If I asked who the organizers were, most of you could correctly shout out Lucretia Mott and Elizabeth Cady Stanton.
But how many of you out there know that concurrent to that convention, a conference took place in another part of the world that holds as much importance for women’s rights as the one in Seneca Falls?
In Persia, present day Iran, adherents of the new Babi religion, precursor to the Baha’i Faith, convened in 1848 as well. While consulting on how to help free the Bab, their prophet/leader who had been imprisoned due to fear and misunderstanding of his teachings, they learned some of the revolutionary teachings he had brought. It would be an understatement to say they were astonished when the world’s first female disciple—Tahirih—one of the 19 apostles of the Babi religion, similar in station to the apostles of Christ, stepped, unveiled, from her tent into the midst of her male co-religionists.
There are numerous accounts of this remarkable occurrence and what this bold woman said to the startled men present. Historians of that day, and more current ones, have covered that event and though there are slightly different versions of her words, each is similar and all are powerful:
Tahirih, with her face unveiled, stepped from her garden, advancing to the pavilion of Baha’u’llah; and as she came, she shouted aloud these words: “The Trumpet is sounding! The great Trump is blown! The universal Advent is now proclaimed!” – Abdu’l-Baha, Memorials of the Faithful, p. 202.
[Tahirih]… attended the conference with a veil on “but”… she lost no time in discarding it, and broke out (we are told) into the fervid exclamation, “I am the blast of the trumpet, I am the call of the bugle … Like Gabriel, I would awaken sleeping souls.” It is said, too, that this short speech of the brave woman was followed by the recitation by Baha’u’llah of the Surih of the Resurrection [a chapter in the Qur’an]. Such recitations often have an overpowering effect. The inner meaning of this was that mankind was about to pass into a new cosmic cycle, for which a new set of laws and customs would be indispensable. – Dr. T.K. Cheyne, The Reconciliation of Races and Religions, pp. 101-103.
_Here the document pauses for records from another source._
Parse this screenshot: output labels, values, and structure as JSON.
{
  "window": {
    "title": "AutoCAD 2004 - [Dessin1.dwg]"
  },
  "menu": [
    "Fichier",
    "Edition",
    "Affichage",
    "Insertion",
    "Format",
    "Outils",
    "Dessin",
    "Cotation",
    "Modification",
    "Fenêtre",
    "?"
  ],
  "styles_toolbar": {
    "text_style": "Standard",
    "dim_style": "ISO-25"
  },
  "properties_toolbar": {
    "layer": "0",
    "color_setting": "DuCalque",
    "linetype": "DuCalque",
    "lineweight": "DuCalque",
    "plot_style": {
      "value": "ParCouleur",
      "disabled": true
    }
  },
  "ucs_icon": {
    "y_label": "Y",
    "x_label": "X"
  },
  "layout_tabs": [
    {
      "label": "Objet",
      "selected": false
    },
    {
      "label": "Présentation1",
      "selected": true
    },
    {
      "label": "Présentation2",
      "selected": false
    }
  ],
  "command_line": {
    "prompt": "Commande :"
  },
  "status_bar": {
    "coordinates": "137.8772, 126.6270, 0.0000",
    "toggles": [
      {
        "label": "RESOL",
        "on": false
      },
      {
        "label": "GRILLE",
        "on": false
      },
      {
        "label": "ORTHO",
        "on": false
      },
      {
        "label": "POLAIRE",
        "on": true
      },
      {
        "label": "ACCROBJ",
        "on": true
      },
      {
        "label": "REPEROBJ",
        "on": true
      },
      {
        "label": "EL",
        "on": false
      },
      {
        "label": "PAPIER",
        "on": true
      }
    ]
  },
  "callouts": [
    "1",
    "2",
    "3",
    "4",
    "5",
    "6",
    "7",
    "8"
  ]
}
She stood before them radiant with an inward and an outward beauty. “I am the blast of the trumpet!” she cried out. “I am the call of the bugle!” Gone are the days of dread and subjection for any of the creatures of God, her words called out. Exultant with joy, she then delivered a fervent and eloquent appeal to that assembly. Some that day recalled the words of the prophecy which foretold that in the day of the Promised One, Fatimih [daughter of the Prophet Muhammad], herself, would appear unveiled before them. Others may have remembered the sound of the “bugle” and the “stunning trumpet blast” promised in their own holy Book for the “last days.” – William Sears, Release the Sun, p. 114.
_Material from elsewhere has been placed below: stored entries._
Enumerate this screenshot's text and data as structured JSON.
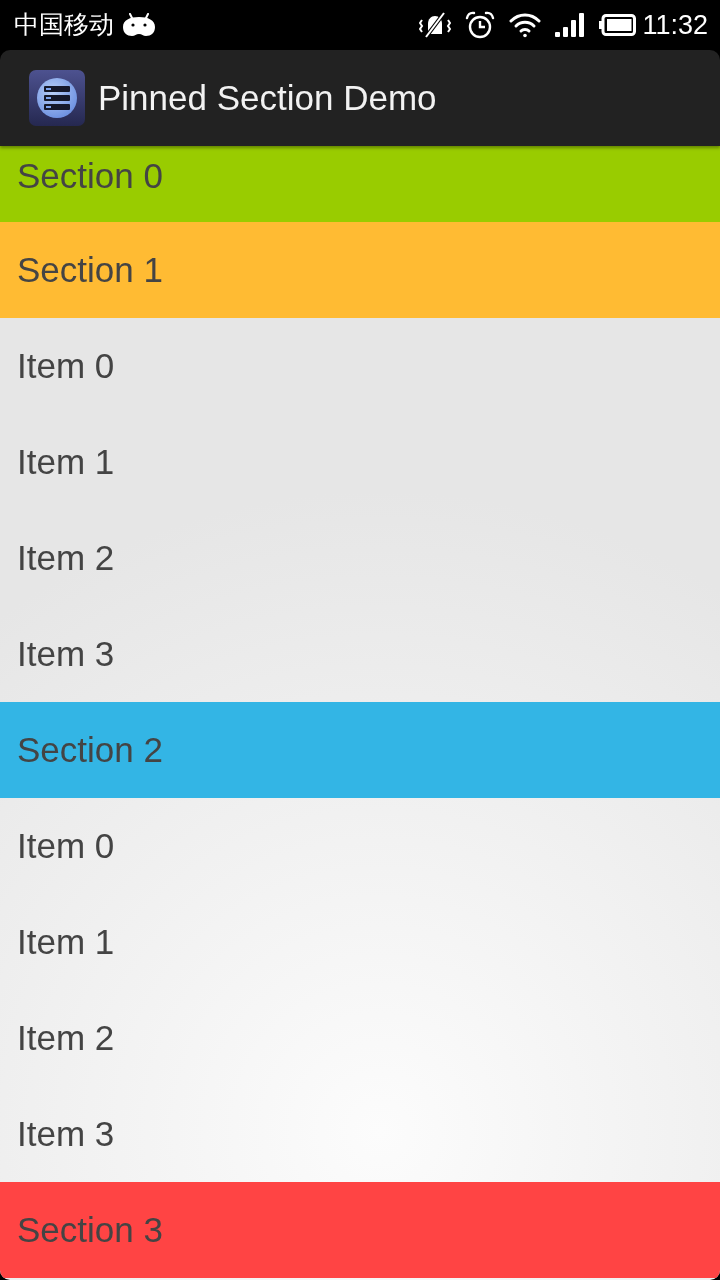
{
  "status_bar": {
    "carrier": "中国移动",
    "time": "11:32"
  },
  "action_bar": {
    "title": "Pinned Section Demo"
  },
  "pinned_header": {
    "label": "Section 0",
    "color": "#99cc00"
  },
  "rows": [
    {
      "kind": "section",
      "label": "Section 1",
      "color": "#ffbb33"
    },
    {
      "kind": "item",
      "label": "Item 0"
    },
    {
      "kind": "item",
      "label": "Item 1"
    },
    {
      "kind": "item",
      "label": "Item 2"
    },
    {
      "kind": "item",
      "label": "Item 3"
    },
    {
      "kind": "section",
      "label": "Section 2",
      "color": "#33b5e5"
    },
    {
      "kind": "item",
      "label": "Item 0"
    },
    {
      "kind": "item",
      "label": "Item 1"
    },
    {
      "kind": "item",
      "label": "Item 2"
    },
    {
      "kind": "item",
      "label": "Item 3"
    },
    {
      "kind": "section",
      "label": "Section 3",
      "color": "#ff4444"
    }
  ]
}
She stands before them unveiled. Her face is bared. She is breaking the greatest taboo of her Islamic nation. It is unthinkable that a young woman of her high status—she is a poet and scholar revered by many as a saint and dowered with wealth, impeccable lineage, and familial connections—should reveal to some eighty men who are not even related to her so much as an eye, a hair, a whisper of the curve of her cheek. Yet here she stands, her beautiful face adorned as if for her wedding, her veil torn away, warp and weft of tradition rent by her own hand, and then by her own voice as she proclaims with ecstatic clarity, “This is the day of festivity and universal rejoicing, the day on which the fetters of the past are burst asunder. Let all who have shared in this great achievement arise and embrace each other.” – Janet Ruhe-Schoen, Rejoice in My Gladness: The Life of Tahirih, pp. 1-2.
A new day was dawning, with new teachings, and the equality of women and men was one of the main principles. Of this trumpeter of the New Day, Abdu’l-Baha wrote:
A woman chaste and holy, a sign and token of surpassing beauty, a burning brand of the love of God, a lamp of His bestowal, was Jinab-i-Tahirih. – Abdu’l-Baha, Memorials of the Faithful, p. 190.